Les paralysés de France vont porter plainte contre des enseignes emblématiques»

 

 

INTERVIEW L'Association des paralysés de France (APF) en a marre de se montrer patiente, prévient Nicolas Mérille, son conseiller à l'accessibilité...

 

Illustration fauteuil roulant.Illustration fauteuil roulant. - Jean-Philippe Ksiazek afp.com

Propos recueillis par Céline Boff

La date butoir est passée. Depuis le 27 septembre, les établissements recevant du public, qu’ils soient privés (médecin, commerçant...) ou publics (mairie, poste...), doivent être accessibles aux personnes handicapées ou avoir déposé leurs programmes de travaux pour le devenir. 20 Minutes fait le point avec Nicolas Mérille, de l’Association des paralysés de France (APF).

Combien d’établissements ont-ils déposé leur programme de travaux ?
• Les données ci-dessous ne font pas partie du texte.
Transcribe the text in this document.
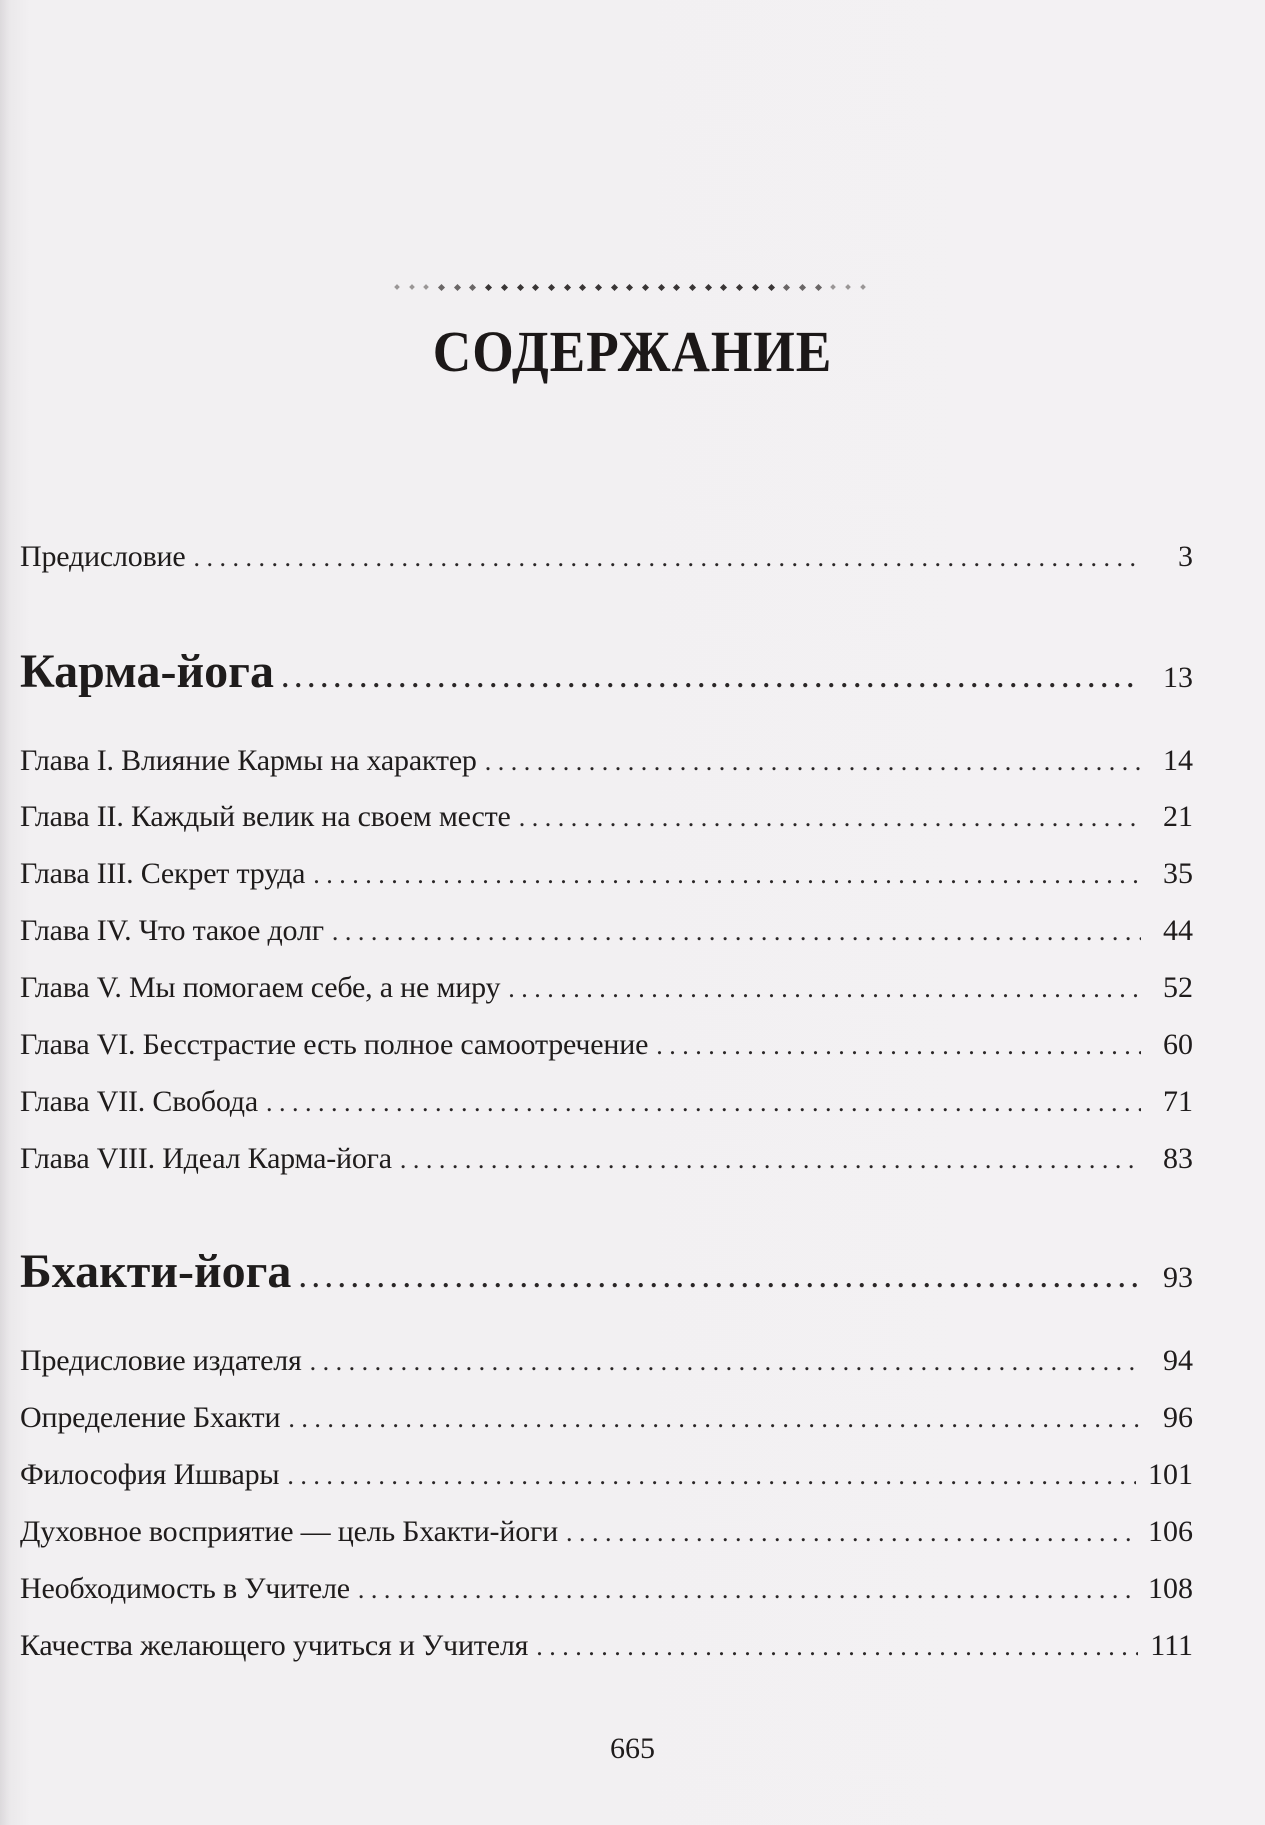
СОДЕРЖАНИЕ
Предисловие . . .	3
Карма-йога . . .	13
Глава I. Влияние Кармы на характер . . .	14
Глава II. Каждый велик на своем месте . . .	21
Глава III. Секрет труда . . .	35
Глава IV. Что такое долг . . .	44
Глава V. Мы помогаем себе, а не миру . . .	52
Глава VI. Бесстрастие есть полное самоотречение . . .	60
Глава VII. Свобода . . .	71
Глава VIII. Идеал Карма-йога . . .	83
Бхакти-йога . . .	93
Предисловие издателя . . .	94
Определение Бхакти . . .	96
Философия Ишвары . . .	101
Духовное восприятие — цель Бхакти-йоги . . .	106
Необходимость в Учителе . . .	108
Качества желающего учиться и Учителя . . .	111
665
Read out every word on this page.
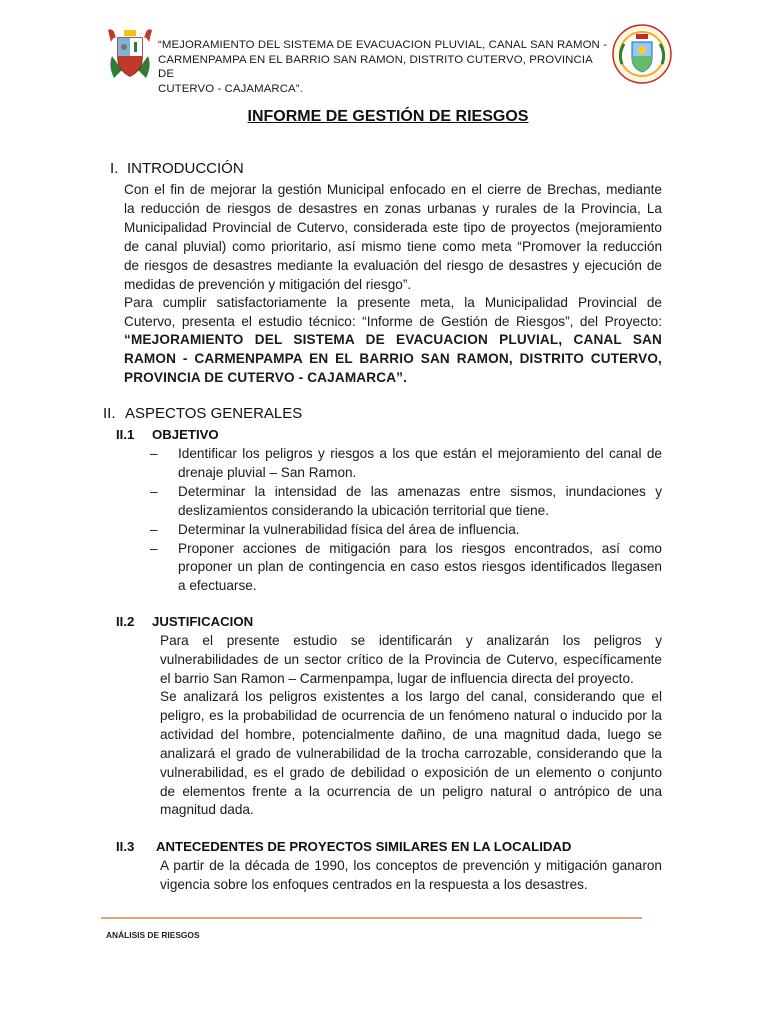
“MEJORAMIENTO DEL SISTEMA DE EVACUACION PLUVIAL, CANAL SAN RAMON -
CARMENPAMPA EN EL BARRIO SAN RAMON, DISTRITO CUTERVO, PROVINCIA DE
CUTERVO - CAJAMARCA”.
INFORME DE GESTIÓN DE RIESGOS
I. INTRODUCCIÓN
Con el fin de mejorar la gestión Municipal enfocado en el cierre de Brechas, mediante
la reducción de riesgos de desastres en zonas urbanas y rurales de la Provincia, La
Municipalidad Provincial de Cutervo, considerada este tipo de proyectos (mejoramiento
de canal pluvial) como prioritario, así mismo tiene como meta “Promover la reducción
de riesgos de desastres mediante la evaluación del riesgo de desastres y ejecución de
medidas de prevención y mitigación del riesgo”.
Para cumplir satisfactoriamente la presente meta, la Municipalidad Provincial de
Cutervo, presenta el estudio técnico: “Informe de Gestión de Riesgos”, del Proyecto:
“MEJORAMIENTO DEL SISTEMA DE EVACUACION PLUVIAL, CANAL SAN
RAMON - CARMENPAMPA EN EL BARRIO SAN RAMON, DISTRITO CUTERVO,
PROVINCIA DE CUTERVO - CAJAMARCA”.
II. ASPECTOS GENERALES
II.1 OBJETIVO
– Identificar los peligros y riesgos a los que están el mejoramiento del canal de
drenaje pluvial – San Ramon.
– Determinar la intensidad de las amenazas entre sismos, inundaciones y
deslizamientos considerando la ubicación territorial que tiene.
– Determinar la vulnerabilidad física del área de influencia.
– Proponer acciones de mitigación para los riesgos encontrados, así como
proponer un plan de contingencia en caso estos riesgos identificados llegasen
a efectuarse.
II.2 JUSTIFICACION
Para el presente estudio se identificarán y analizarán los peligros y
vulnerabilidades de un sector crítico de la Provincia de Cutervo, específicamente
el barrio San Ramon – Carmenpampa, lugar de influencia directa del proyecto.
Se analizará los peligros existentes a los largo del canal, considerando que el
peligro, es la probabilidad de ocurrencia de un fenómeno natural o inducido por la
actividad del hombre, potencialmente dañino, de una magnitud dada, luego se
analizará el grado de vulnerabilidad de la trocha carrozable, considerando que la
vulnerabilidad, es el grado de debilidad o exposición de un elemento o conjunto
de elementos frente a la ocurrencia de un peligro natural o antrópico de una
magnitud dada.
II.3 ANTECEDENTES DE PROYECTOS SIMILARES EN LA LOCALIDAD
A partir de la década de 1990, los conceptos de prevención y mitigación ganaron
vigencia sobre los enfoques centrados en la respuesta a los desastres.
ANÁLISIS DE RIESGOS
Nous ne le savons pas. La délégation ministérielle à l’accessibilité doit nous communiquer ce chiffre dans les prochaines semaines. D’après le ministère des Affaires sociales, la France compterait un million d’établissements recevant du public (ERP), dont 300.000 seraient accessibles. Mais nous doutons de la véracité de ce chiffre, qui ne s’appuie sur aucun contrôle.

Quelles actions allez-vous mener ?

A partir de ce jeudi 1er octobre, chaque citoyen peut porter plainte contre un ERP n’ayant ni effectué de travaux d’accessibilité, ni déposé un dossier. La sanction prévue est une amende pouvant aller jusqu’à 45.000 euros pour un particulier et 225.000 euros pour une personne morale. Pour aider les citoyens à déposer plainte, nous publions un guide recensant neuf modèles de lettre type. L’APF compte également déposer en son nom plusieurs plaintes.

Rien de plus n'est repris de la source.